Shari Lyon may be a new artist to the Celebration of Fine Art this year, but the art lover turned encaustic wax artist is a long-time fan of the show. In fact, she and her husband (also an artist) have been attending for decades.
Though they now live in Utah, Shari recalls fond memories of attending the Celebration throughout high school with her then boyfriend (now husband). This year, she brought a medium to the show that is arguably more rare than some other mediums –– encaustic.
Though encaustic tends to be more uncommon these days, it actually dates back to as early as the 5th century B.C. It is the process of painting with a mix of melted beeswax and damar resin, and is highly durable. Ancient Greeks used it to waterproof and decorate their ships as the beeswax is impervious to moisture. Shari, however, was drawn to it for a different reason.
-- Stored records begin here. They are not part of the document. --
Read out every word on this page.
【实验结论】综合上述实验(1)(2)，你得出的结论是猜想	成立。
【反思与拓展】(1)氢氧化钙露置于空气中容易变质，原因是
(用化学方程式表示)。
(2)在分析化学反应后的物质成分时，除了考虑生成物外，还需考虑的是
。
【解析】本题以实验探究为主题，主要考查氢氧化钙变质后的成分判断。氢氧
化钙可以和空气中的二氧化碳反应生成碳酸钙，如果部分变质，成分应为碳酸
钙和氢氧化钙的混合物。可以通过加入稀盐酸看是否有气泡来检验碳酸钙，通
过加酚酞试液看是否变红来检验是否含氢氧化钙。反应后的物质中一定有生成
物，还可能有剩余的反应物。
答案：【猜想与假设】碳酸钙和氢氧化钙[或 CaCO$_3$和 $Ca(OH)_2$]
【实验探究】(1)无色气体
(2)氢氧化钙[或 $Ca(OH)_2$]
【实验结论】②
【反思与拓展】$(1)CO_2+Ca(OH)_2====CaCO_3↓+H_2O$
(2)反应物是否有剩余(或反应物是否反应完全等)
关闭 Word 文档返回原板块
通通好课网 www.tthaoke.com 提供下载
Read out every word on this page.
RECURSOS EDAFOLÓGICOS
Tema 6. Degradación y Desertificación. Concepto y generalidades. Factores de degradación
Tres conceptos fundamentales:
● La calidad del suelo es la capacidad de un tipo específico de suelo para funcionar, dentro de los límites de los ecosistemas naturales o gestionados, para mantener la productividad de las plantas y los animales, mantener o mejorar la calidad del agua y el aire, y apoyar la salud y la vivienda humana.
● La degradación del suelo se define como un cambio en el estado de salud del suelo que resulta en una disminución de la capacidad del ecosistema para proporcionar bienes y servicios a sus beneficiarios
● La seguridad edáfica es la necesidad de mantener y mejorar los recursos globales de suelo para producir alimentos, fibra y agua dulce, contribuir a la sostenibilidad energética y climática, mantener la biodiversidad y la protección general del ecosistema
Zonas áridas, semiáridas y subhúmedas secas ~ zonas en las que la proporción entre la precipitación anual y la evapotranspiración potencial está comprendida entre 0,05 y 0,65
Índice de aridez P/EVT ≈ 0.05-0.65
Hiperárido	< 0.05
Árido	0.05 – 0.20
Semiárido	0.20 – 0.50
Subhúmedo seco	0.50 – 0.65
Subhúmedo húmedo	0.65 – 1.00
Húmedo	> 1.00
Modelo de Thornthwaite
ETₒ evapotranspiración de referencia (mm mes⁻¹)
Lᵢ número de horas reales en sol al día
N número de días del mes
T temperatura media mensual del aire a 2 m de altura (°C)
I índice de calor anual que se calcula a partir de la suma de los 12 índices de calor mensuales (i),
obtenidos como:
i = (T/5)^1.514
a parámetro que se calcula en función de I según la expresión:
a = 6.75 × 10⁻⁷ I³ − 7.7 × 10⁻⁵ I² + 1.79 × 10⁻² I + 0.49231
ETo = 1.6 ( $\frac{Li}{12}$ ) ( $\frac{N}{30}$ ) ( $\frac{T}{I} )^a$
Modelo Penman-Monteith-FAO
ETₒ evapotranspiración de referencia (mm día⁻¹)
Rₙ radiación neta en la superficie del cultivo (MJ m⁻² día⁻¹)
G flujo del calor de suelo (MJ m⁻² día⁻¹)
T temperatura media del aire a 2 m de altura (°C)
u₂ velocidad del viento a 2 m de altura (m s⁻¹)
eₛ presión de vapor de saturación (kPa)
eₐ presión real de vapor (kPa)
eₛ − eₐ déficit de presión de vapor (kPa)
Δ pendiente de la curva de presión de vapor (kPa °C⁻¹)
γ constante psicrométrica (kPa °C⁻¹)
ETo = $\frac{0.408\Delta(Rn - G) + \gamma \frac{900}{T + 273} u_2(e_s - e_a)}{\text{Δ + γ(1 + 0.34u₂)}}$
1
Though she enjoys working in encaustic in part because of its link to the ancient world, she also finds that it’s an exciting challenge for her type-A personality.
“What challenges me the most is the dichotomy between being in control of the medium and letting the medium do what it does,” she said. “There’s this great marriage of learning to be patient and move with the encaustic is wanting to do versus what I want it to do.”
Trees feature heavily in Shari’s work. She is drawn to the symbolism of trees, which she believes cuts across all cultures and religions. Trees are stoic, grounded, and lasting, and they are a calming and meaningful subject for Shari.
“I call my pieces, not landscapes, but dreamscapes,” she said. “I like to create places that bring serenity into your home.”